Out bolted Jimmie and ran, the better to see. Forward ran the canvas suit man and his officers and the soldiers. And there were the two Tontos, alive and running, themselves. They were leaping and bounding like rabbits, from rock to rock and landing-place to landing-place of the merest trail zigzagging them almost straight up and down! that must have been the trail which all the Tontos had climbed.

For a moment everybody was too astonished to shoot. Then—“Bang!” The canvas suit man had thrown his gun to his shoulder, lightning-quick, and aimed and pulled trigger.

The second of the two Tontos leaped aside, one arm fell limp, and was dyed red. But he did not slacken. Now “Bang! Bang! Bang-bang!” The soldiers and the officers also shot as fast as they could, so that even the basin echoed. They were excited, and shooting down-hill, the Tontos were leaping and dodging and looked very small, not much larger than coyotes; and as far as anybody might see, not a bullet touched them.

Pretty soon they had plunged into the brush and scrub-oak chaparral almost at the bottom of the precipice; they had got away.

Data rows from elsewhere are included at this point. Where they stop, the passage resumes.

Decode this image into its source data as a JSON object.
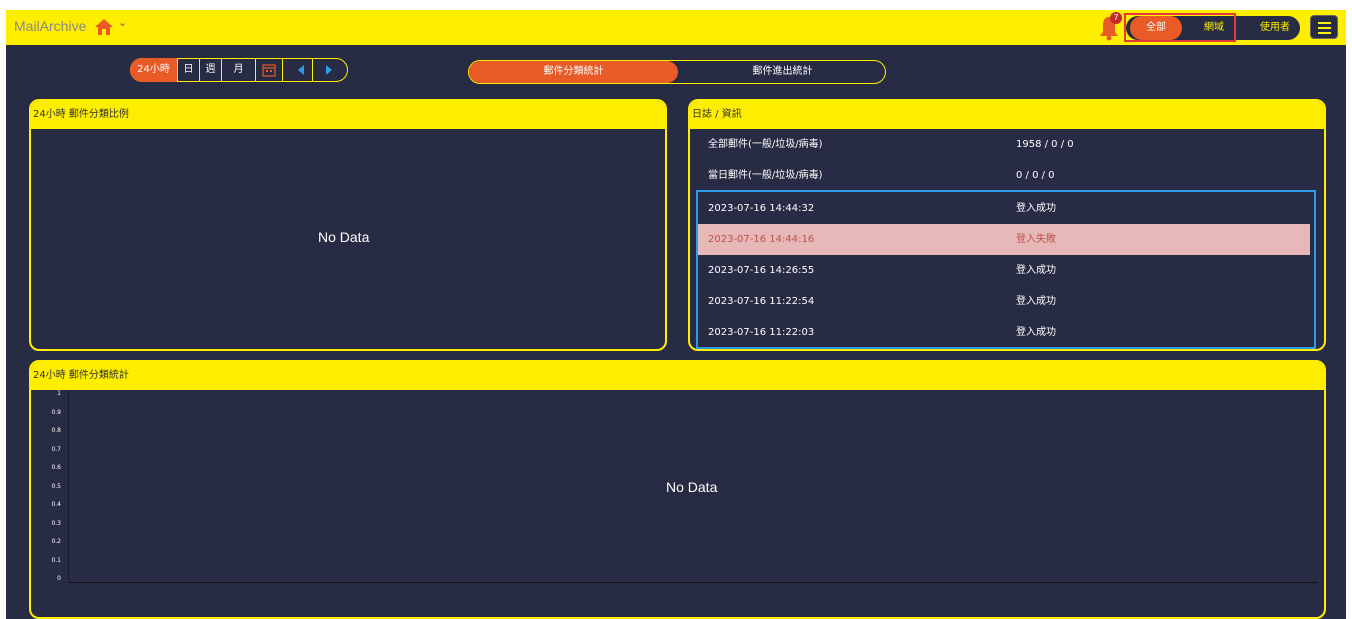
{
  "topbar": {
    "brand": "MailArchive",
    "notification_count": "7",
    "scope_buttons": [
      "全部",
      "網域",
      "使用者"
    ]
  },
  "range": {
    "buttons": [
      "24小時",
      "日",
      "週",
      "月"
    ]
  },
  "tabs": [
    "郵件分類統計",
    "郵件進出統計"
  ],
  "pie_panel": {
    "title": "24小時 郵件分類比例",
    "empty_text": "No Data"
  },
  "log_panel": {
    "title": "日誌 / 資訊",
    "summary": [
      {
        "label": "全部郵件(一般/垃圾/病毒)",
        "value": "1958 / 0 / 0"
      },
      {
        "label": "當日郵件(一般/垃圾/病毒)",
        "value": "0 / 0 / 0"
      }
    ],
    "logs": [
      {
        "time": "2023-07-16 14:44:32",
        "status": "登入成功",
        "failed": false
      },
      {
        "time": "2023-07-16 14:44:16",
        "status": "登入失敗",
        "failed": true
      },
      {
        "time": "2023-07-16 14:26:55",
        "status": "登入成功",
        "failed": false
      },
      {
        "time": "2023-07-16 11:22:54",
        "status": "登入成功",
        "failed": false
      },
      {
        "time": "2023-07-16 11:22:03",
        "status": "登入成功",
        "failed": false
      }
    ]
  },
  "chart_panel": {
    "title": "24小時 郵件分類統計",
    "empty_text": "No Data"
  },
  "chart_data": {
    "type": "bar",
    "title": "24小時 郵件分類統計",
    "ylim": [
      0,
      1
    ],
    "yticks": [
      "1",
      "0.9",
      "0.8",
      "0.7",
      "0.6",
      "0.5",
      "0.4",
      "0.3",
      "0.2",
      "0.1",
      "0"
    ],
    "series": []
  },
  "colors": {
    "accent_yellow": "#ffee00",
    "accent_orange": "#e85a26",
    "background": "#272b44",
    "fail_row": "#e6b8b7",
    "highlight_border": "#2e9ce6"
  }
}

Jimmie drew a long breath. In the excitement he had forgotten all about himself. Now he came to, and discovered that he was standing out here, alone, on a curve of the basin rim; and that the soldiers, the nearest only a few paces away, holding their smoking carbines were surveying him keenly. Some had begun to steal around, to head him off.

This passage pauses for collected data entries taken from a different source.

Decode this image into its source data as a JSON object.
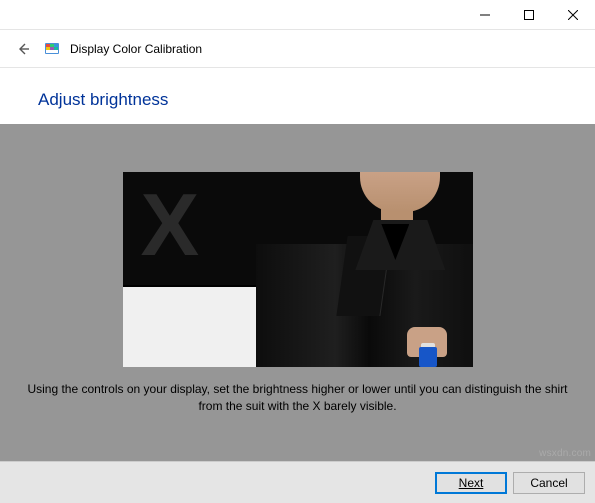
{
  "titlebar": {},
  "header": {
    "title": "Display Color Calibration"
  },
  "content": {
    "step_title": "Adjust brightness",
    "instruction": "Using the controls on your display, set the brightness higher or lower until you can distinguish the shirt from the suit with the X barely visible."
  },
  "buttons": {
    "next": "Next",
    "cancel": "Cancel"
  },
  "watermark": "wsxdn.com"
}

Naturally they took him for an Apache.

The canvas suit man had seen as quickly as any of the soldiers.

“No cuidado, muchacho! Ven’ aqui! (Don’t be afraid, boy! Come here!),” he called, in Spanish, to Jimmie. And added, in English, to the soldiers: “Bring that boy in.”

Jimmie did not wait to be brought in. He raised his hand in the “peace sign,” and ran forward, crying:

“I’m not Apache. I’m American. I’m Jimmie Dunn, Lieutenant Bourke! Hello, Tom Moore! Don’t you know me?”